I came to Lebanon around 3 years ago because of the continuous bombing of my hometown of Tel Kelekh by the regime army. I used to come to Lebanon because I have relatives here but this time was different because now we are refugees. We used to go for 10 days at a time and would then return to Syria but, this time, I think we are here to stay until the regime is gone.
I brought with me pictures of my friends and family members. I wanted to keep them with me. Despite the bombings, my house was still ok when I left. But after I crossed the borders we saw on YouTube that our house was totally destroyed. It was a good thing I brought these pictures with me because they would have been lost in all that destruction. I would have lost some of my memories.

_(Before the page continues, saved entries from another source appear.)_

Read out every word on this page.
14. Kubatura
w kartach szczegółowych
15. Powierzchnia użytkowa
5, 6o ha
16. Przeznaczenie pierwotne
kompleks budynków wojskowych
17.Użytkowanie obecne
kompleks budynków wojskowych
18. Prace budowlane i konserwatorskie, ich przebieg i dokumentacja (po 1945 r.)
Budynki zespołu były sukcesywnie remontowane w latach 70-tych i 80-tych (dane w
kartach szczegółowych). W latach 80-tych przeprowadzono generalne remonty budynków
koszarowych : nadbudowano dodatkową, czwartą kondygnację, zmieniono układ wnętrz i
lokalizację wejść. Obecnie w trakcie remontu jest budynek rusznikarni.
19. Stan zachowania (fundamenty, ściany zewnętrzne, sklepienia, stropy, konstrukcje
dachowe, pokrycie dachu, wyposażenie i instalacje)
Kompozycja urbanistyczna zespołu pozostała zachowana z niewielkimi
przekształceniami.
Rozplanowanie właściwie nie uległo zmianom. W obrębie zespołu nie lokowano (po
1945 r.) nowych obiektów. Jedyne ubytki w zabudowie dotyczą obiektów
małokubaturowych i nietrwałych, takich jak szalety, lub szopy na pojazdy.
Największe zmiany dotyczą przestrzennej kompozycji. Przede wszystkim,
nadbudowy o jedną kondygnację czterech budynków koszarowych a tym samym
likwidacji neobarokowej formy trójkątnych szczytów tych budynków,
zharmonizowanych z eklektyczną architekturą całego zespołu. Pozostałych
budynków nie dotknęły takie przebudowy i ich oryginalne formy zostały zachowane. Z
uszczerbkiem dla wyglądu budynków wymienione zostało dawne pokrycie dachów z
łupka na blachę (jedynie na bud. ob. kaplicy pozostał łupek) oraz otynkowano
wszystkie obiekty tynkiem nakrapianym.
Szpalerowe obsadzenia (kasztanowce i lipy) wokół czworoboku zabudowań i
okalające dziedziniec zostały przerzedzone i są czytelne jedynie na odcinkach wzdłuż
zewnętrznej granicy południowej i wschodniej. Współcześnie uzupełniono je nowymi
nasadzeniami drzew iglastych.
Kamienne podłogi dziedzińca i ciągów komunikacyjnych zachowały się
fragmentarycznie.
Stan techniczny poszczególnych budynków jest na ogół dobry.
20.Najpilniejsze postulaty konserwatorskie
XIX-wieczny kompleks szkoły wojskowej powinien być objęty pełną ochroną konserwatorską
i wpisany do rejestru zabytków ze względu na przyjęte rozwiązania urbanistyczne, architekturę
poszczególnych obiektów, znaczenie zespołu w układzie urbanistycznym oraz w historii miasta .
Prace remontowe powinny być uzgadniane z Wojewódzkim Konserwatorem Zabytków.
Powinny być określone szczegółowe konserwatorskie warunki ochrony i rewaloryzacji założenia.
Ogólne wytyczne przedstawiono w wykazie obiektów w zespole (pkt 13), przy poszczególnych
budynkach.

I crossed the border legally, by myself. My family - my mother and sisters - crossed before me on the same day because we could not pass all together. Although I was crossing on my own, they realized some family members with the same name had crossed before and they stopped me to check on it. They kept asking: "Why are you going to Lebanon? Why did not all of you go together?"
It appeared they just wanted some money from us so we bribed them. They said that without paying any money they would not allow me to cross. They went through my luggage. Another family was crossing at the same time as me but they were not allowed across the border. The trip took 1 hour from Tel Kelekh to Dabussy. I did not have any problems at all once I was on the Lebanese side. I travelled from Aleppo to Homs. Then I took the road to Tel Kelekh and Dabussy. In the end I arrived in Tripoli. I spent 10 days in Tel Kelekh to see what was going on. At the time Aleppo was still calm. Those 10 days were unbearable. Yes, Tel Kelekh was bombed in the early days. Bullets shot through every wall in our house. Our neighborhood was attacked because we had a field hospital in our street, across from our house. I thought I was going to die the very next moment. There was no way I could have a life in this house. We heard the bombs used by the regime can go through 4 walls and we only had one roof above our heads. Therefore we made the decision that there was no way we could stay.
I do not know how long I can stay here for. Even if the regime was gone, we have no houses in Syria anymore. It would be a while before we could settle back in Syria after losing all our clothes and furniture that was either stolen or burnt. I used to study business management at Aleppo University but I had to break off my studies.